1979 comic fantasy novel by Jack L. Chalker

And the Devil Will Drag You Under (1979) is a comic fantasy by American writer Jack Chalker involving an alcoholic demon and two humans he summons to collect the pieces of a mystic artifact that the demon requires to save Earth from an asteroid on a collision course. The humans' journeys include both mystical transformations of their bodies and trips to worlds that parodied famous fantasy novel locales.

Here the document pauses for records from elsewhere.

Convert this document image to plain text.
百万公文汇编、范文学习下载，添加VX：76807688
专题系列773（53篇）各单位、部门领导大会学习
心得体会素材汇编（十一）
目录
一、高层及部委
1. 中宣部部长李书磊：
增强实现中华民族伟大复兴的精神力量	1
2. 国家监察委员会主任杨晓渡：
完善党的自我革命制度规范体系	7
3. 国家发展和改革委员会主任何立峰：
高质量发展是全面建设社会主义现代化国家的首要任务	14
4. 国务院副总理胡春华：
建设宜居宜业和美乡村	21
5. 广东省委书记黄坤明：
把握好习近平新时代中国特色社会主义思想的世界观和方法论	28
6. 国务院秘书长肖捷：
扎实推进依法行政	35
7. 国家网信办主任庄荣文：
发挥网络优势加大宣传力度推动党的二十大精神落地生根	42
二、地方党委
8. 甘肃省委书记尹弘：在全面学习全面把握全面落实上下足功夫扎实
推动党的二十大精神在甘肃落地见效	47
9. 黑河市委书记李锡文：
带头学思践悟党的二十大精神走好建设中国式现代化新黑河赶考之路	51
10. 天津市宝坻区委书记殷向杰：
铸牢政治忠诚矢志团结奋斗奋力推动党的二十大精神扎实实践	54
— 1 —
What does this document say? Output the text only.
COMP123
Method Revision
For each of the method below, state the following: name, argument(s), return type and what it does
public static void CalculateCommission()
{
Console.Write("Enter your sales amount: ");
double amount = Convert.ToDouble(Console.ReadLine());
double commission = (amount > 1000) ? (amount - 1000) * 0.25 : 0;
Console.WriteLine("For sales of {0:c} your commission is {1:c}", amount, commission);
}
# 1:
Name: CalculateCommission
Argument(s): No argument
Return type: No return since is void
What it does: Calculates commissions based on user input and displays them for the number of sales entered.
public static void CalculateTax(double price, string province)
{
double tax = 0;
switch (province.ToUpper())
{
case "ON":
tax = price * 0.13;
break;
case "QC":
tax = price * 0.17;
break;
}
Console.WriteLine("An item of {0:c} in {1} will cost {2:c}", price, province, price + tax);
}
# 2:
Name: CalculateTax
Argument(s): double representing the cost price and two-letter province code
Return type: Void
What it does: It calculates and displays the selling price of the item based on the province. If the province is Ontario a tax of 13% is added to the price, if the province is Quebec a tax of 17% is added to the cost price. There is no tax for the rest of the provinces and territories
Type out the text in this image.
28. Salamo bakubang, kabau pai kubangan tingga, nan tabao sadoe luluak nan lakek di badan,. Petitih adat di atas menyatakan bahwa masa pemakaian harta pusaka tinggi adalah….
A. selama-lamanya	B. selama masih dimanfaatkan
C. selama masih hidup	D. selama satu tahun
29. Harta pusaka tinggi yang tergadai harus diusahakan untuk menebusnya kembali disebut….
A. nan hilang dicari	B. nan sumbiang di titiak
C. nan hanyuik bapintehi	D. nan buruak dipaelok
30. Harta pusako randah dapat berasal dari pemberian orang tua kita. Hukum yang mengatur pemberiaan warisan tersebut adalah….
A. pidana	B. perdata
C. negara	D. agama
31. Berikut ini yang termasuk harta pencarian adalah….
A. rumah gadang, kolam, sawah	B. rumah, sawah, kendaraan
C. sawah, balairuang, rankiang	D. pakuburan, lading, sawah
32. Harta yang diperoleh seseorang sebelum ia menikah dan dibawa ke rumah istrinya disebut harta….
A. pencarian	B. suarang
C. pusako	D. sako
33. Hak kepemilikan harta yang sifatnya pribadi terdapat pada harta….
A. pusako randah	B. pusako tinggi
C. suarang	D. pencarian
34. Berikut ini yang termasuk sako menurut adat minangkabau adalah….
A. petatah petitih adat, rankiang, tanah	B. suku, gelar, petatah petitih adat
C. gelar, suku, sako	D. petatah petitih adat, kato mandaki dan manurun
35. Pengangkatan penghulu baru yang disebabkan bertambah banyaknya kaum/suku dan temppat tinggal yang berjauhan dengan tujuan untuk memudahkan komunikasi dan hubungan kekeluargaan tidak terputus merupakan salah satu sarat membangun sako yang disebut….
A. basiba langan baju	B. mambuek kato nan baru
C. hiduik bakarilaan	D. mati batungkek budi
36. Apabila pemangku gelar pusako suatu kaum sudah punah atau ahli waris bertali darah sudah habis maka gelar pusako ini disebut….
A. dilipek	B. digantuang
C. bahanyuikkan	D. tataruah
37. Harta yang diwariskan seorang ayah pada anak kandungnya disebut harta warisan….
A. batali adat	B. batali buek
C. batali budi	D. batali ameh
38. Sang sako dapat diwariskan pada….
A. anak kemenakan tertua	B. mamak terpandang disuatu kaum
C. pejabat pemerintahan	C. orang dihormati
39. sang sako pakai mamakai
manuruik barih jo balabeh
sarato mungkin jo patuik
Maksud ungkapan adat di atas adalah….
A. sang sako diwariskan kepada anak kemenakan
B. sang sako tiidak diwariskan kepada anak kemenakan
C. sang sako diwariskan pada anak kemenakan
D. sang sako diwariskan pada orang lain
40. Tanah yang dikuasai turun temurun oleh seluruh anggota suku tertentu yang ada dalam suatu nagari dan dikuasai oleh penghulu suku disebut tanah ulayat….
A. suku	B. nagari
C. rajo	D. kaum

The book's title is an homage to "Sit Down, You're Rockin' the Boat", a song written by musical theatre composer-lyricist Frank Loesser for Guys and Dolls, in which the character Nicely-Nicely Johnson, making a gospel style confession at a Salvation Army prayer meeting, tells of a dream in which his fellow passengers, on a "little boat to heaven", warn him that if he upsets the ride, he will be washed overboard: "and the Devil will drag you under/By the sharp lapel of your checkered coat...".

==Plot==
In the year 2079, a human attempt to mine a nearby asteroid instead results in the asteroid being directed towards Earth. As catastrophic natural disasters envelop the world, Mac Walters and Jill McCulloch find themselves in Reno, Nevada. Entering a nearby bar, they encounter a demon named Asmodeus Mogart, who tells them that Earth is but one of thousands of universes set up by the mysterious Department of Probabilities, and that he can save the world if he can gather six magic jewels. Already in possession of one, he transports Walters and McCulloch to separate alternate dimensions to retrieve five more. As the pair return with the jewels, Mogart, an alcoholic, becomes increasingly inebriated. Once the pair, reunited to pursue the sixth and final jewel, return to Mogart, he takes the jewel and saves Earth, before revealing himself to in fact be Satan, and constructing a castle with which to rule over Earth. Walters and McCulloch are able to defeat Mogart, however, and the Department of Probabilities chooses them to jointly guard Earth against further trouble.